“好,那你娶王妃的事,就等你将杜纤纤嫁出去再说,朕只给你一个月的时间。”
“一个月?这……会不会太仓促了些?婚宴都来不及准备。”
皇上顿时又脑门抽痛。
“怎么的?你不觉得丢人啊?你还想大办?”
慕厮年:“……”
“哼,一个妾室罢了,一顶小轿抬过去,越少人知道越好,朕不想再听到不好听的话,不想再看到奏折里全是弹劾你的东西。”
慕厮年叹了口气,低着头,拱手道:“是,儿臣遵命。”
出宫之后,慕厮年脑子里一团浆糊,总感觉这日子越过越荒唐,又不能不过。
一团乱麻,不知从何处理起才好。
坐在马车前的朱侍卫突然问道:“王爷,是回府还是去周将军府。”
慕厮年一个激灵,回了神。
反正都是一团乱麻,那就从杜纤纤理起吧。
“去周将军府。”
……
孙幼渔坐在廊下看着前方正在摘莲蓬的男人,心里总觉得不对劲儿。
这会儿看起来又像个傻的,可是到了晚上她又感觉他不像傻子。
当然,这也说不准,因为他做那事的时候不说话,叫他也不理,只知埋头苦干。
他不会在装傻瞒天过海吧?
孙幼渔想找个机会给他做检查,不过很快又否决了。
那么多太医都没检查出问题,他身边肯定有高人。
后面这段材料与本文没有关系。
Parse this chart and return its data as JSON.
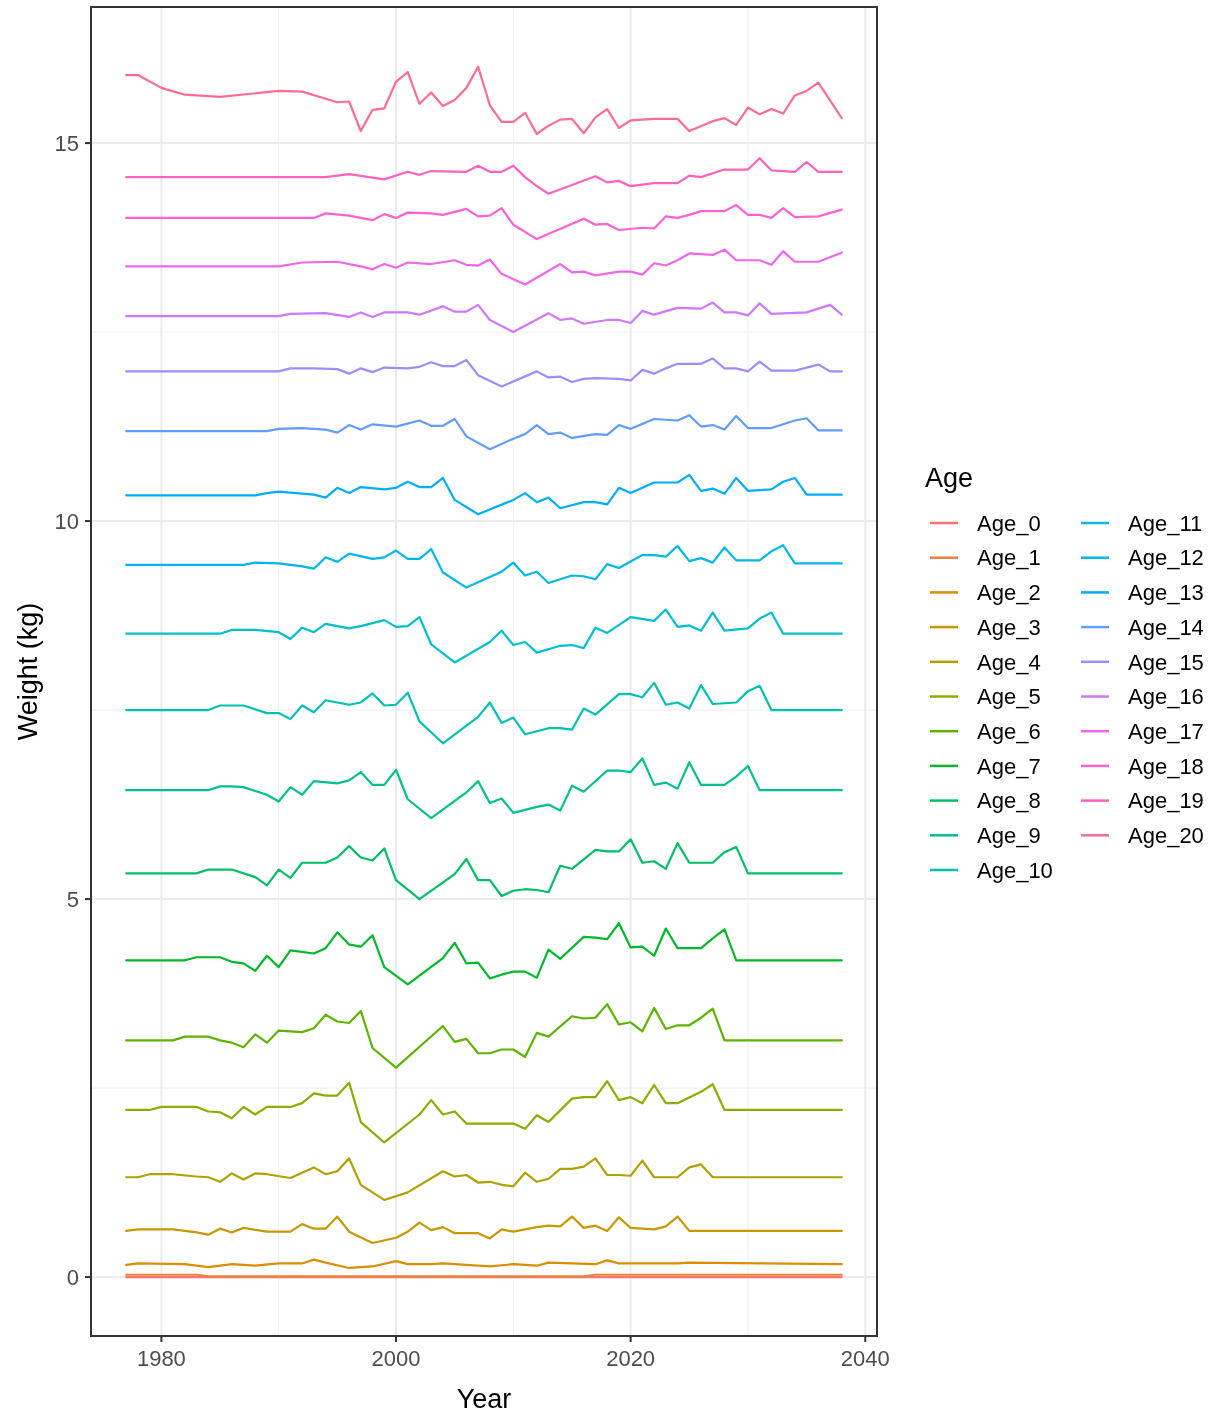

就算自己给他检查,估计也没什么用。
这都不是最重要的,重要的是知道他是装的又如何?只要他自己不承认,她也拿他没法不是?
除非,逼迫他暴露。
孙幼渔打定了主意,从长椅上站起来,走到慕云州身后。
“慕云州。”
慕云州一个激灵,转过头来,“嗯?”
孙幼渔笑问,“摘多少莲子了?”
他指了指旁边的筐,“这么多呢。”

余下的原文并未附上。